Sin una palabra, se levantó, arreglándose su ropa con la precisión impecable que nunca lo abandonaba, cada movimiento un recordatorio de la distancia que él podía establecer en un instante. Se acercó a la barra, sirvió un vaso de agua fría y lo dejó en la mesa frente a ella con un golpe seco y final.

-Bebe -ordenó, su voz había recuperado toda su frialdad metálica, la del CEO, no la del amante-. Las marcas en tus caderas durarán unos días. Recuérdalo mientras trabajas. Quiero que sientas mi mano en cada línea de código que escribas.

Su mirada era impenetrable, un muro de hielo. No quedaba rastro del hombre que momentos antes gruñía de pasión desatada. Solo quedaba el arquitecto, el dueño indiscutible del laberinto.

-Mañana. A las 7 -declaró, no como una invitación, sino como un decreto irrevocable-. No me hagas esperar.
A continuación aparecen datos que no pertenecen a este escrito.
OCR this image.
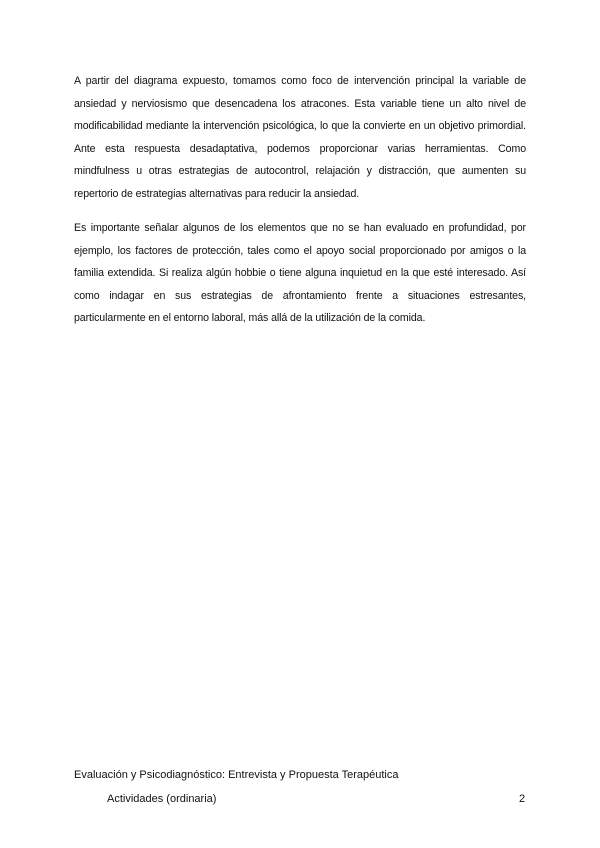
A partir del diagrama expuesto, tomamos como foco de intervención principal la variable de ansiedad y nerviosismo que desencadena los atracones. Esta variable tiene un alto nivel de modificabilidad mediante la intervención psicológica, lo que la convierte en un objetivo primordial. Ante esta respuesta desadaptativa, podemos proporcionar varias herramientas. Como mindfulness u otras estrategias de autocontrol, relajación y distracción, que aumenten su repertorio de estrategias alternativas para reducir la ansiedad.

Es importante señalar algunos de los elementos que no se han evaluado en profundidad, por ejemplo, los factores de protección, tales como el apoyo social proporcionado por amigos o la familia extendida. Si realiza algún hobbie o tiene alguna inquietud en la que esté interesado. Así como indagar en sus estrategias de afrontamiento frente a situaciones estresantes, particularmente en el entorno laboral, más allá de la utilización de la comida.

Evaluación y Psicodiagnóstico: Entrevista y Propuesta Terapéutica
Actividades (ordinaria)	2
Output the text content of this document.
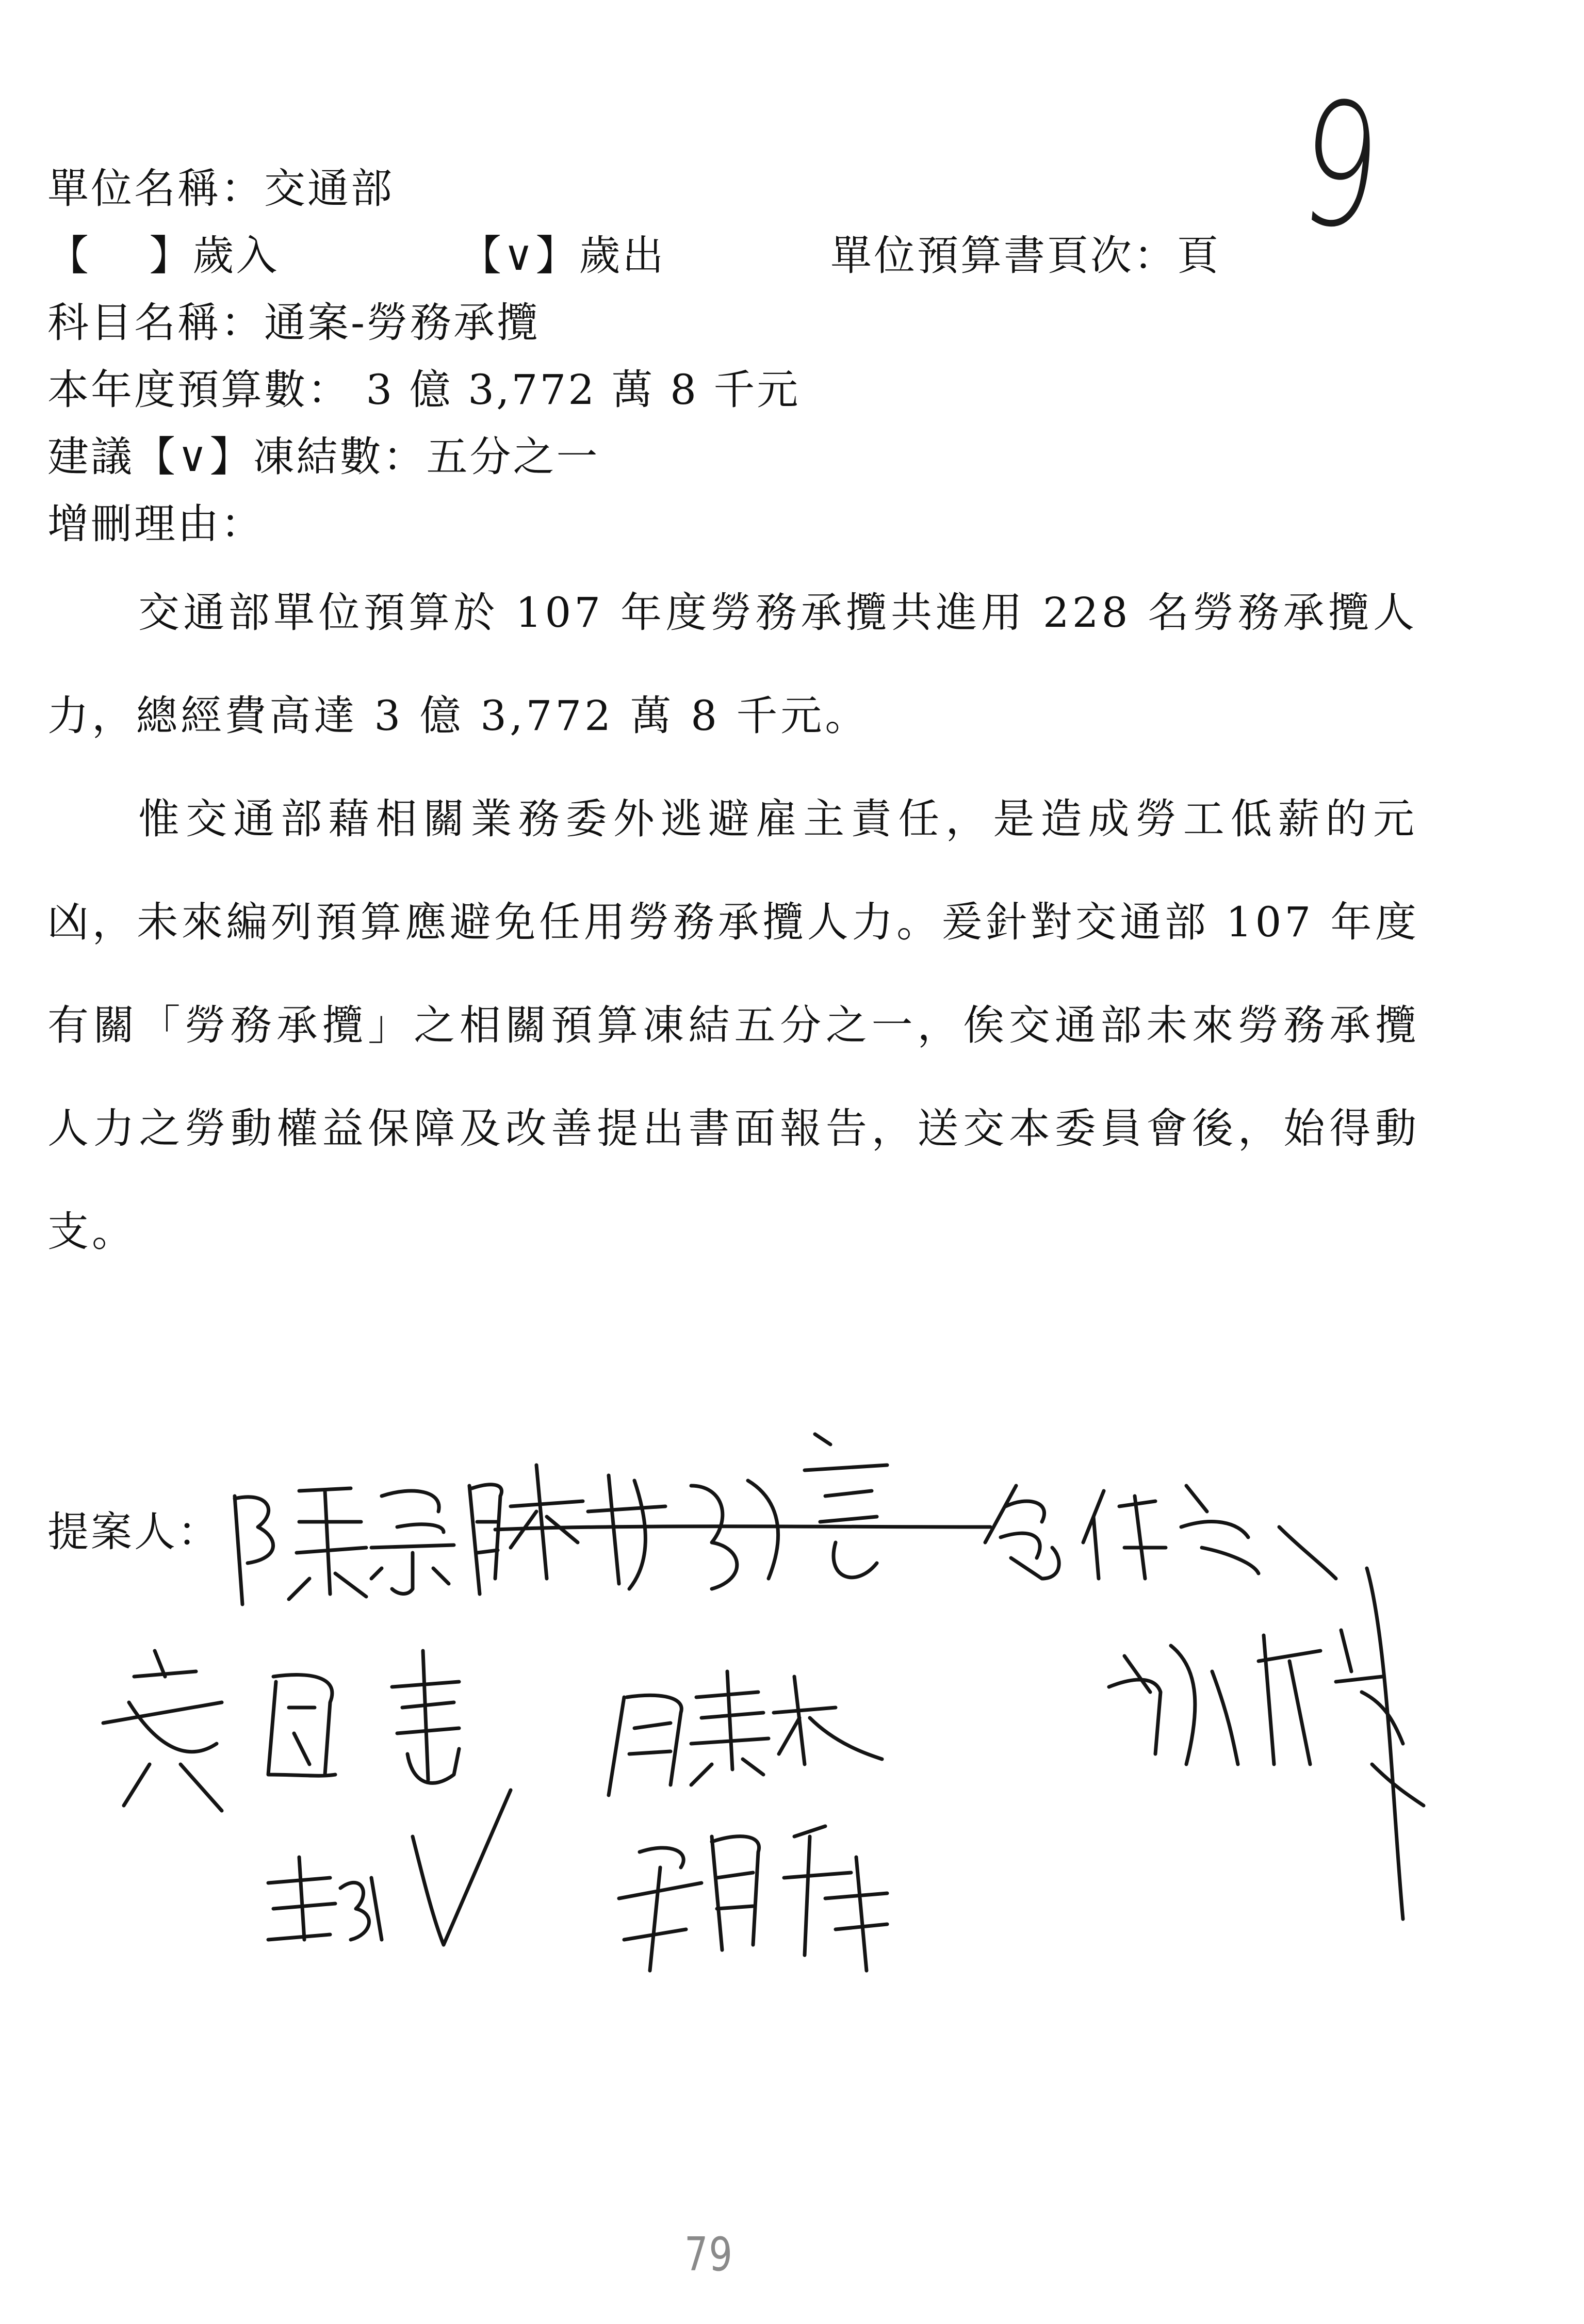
9
單位名稱：交通部
【　 】歲入	【∨】歲出	單位預算書頁次：頁
科目名稱：通案-勞務承攬
本年度預算數： 3 億 3,772 萬 8 千元
建議【∨】凍結數：五分之一
增刪理由：
交通部單位預算於 107 年度勞務承攬共進用 228 名勞務承攬人
力，總經費高達 3 億 3,772 萬 8 千元。
惟交通部藉相關業務委外逃避雇主責任，是造成勞工低薪的元
凶，未來編列預算應避免任用勞務承攬人力。爰針對交通部 107 年度
有關「勞務承攬」之相關預算凍結五分之一，俟交通部未來勞務承攬
人力之勞動權益保障及改善提出書面報告，送交本委員會後，始得動
支。
提案人：
79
Volviendo la espalda, se dirigió a su escritorio y encendió su terminal, la luz de la pantalla iluminando su perfil severo. Se sumergió instantáneamente en su trabajo como si ella, deshecha y temblorosa en el sofá, ya no existiera. La transición fue tan brutal como efectiva. El momento de intimidad salvaje había terminado. Las reglas, el orden, su lugar innegable estaban reinstaurados.

Valeria, con un temblor que le recorría todo el cuerpo, comprendió el mensaje con una claridad dolorosa. Ella podía perder el control, podía quebrarse, podía ser moldeada y poseída. Él, nunca. Y esa era la diferencia fundamental, el abismo insalvable y, para su propia confusión, la razón por la que su cuerpo y su mente anhelaban cada vez más profundamente el siguiente paso en el laberinto que solo él podía guiar. Recogió los jirones de su ropa, sintiendo el peso de su mirada en su espalda desnuda incluso cuando él fingía concentrarse en la pantalla. El juego, duro, implacable y adictivo, continuaba.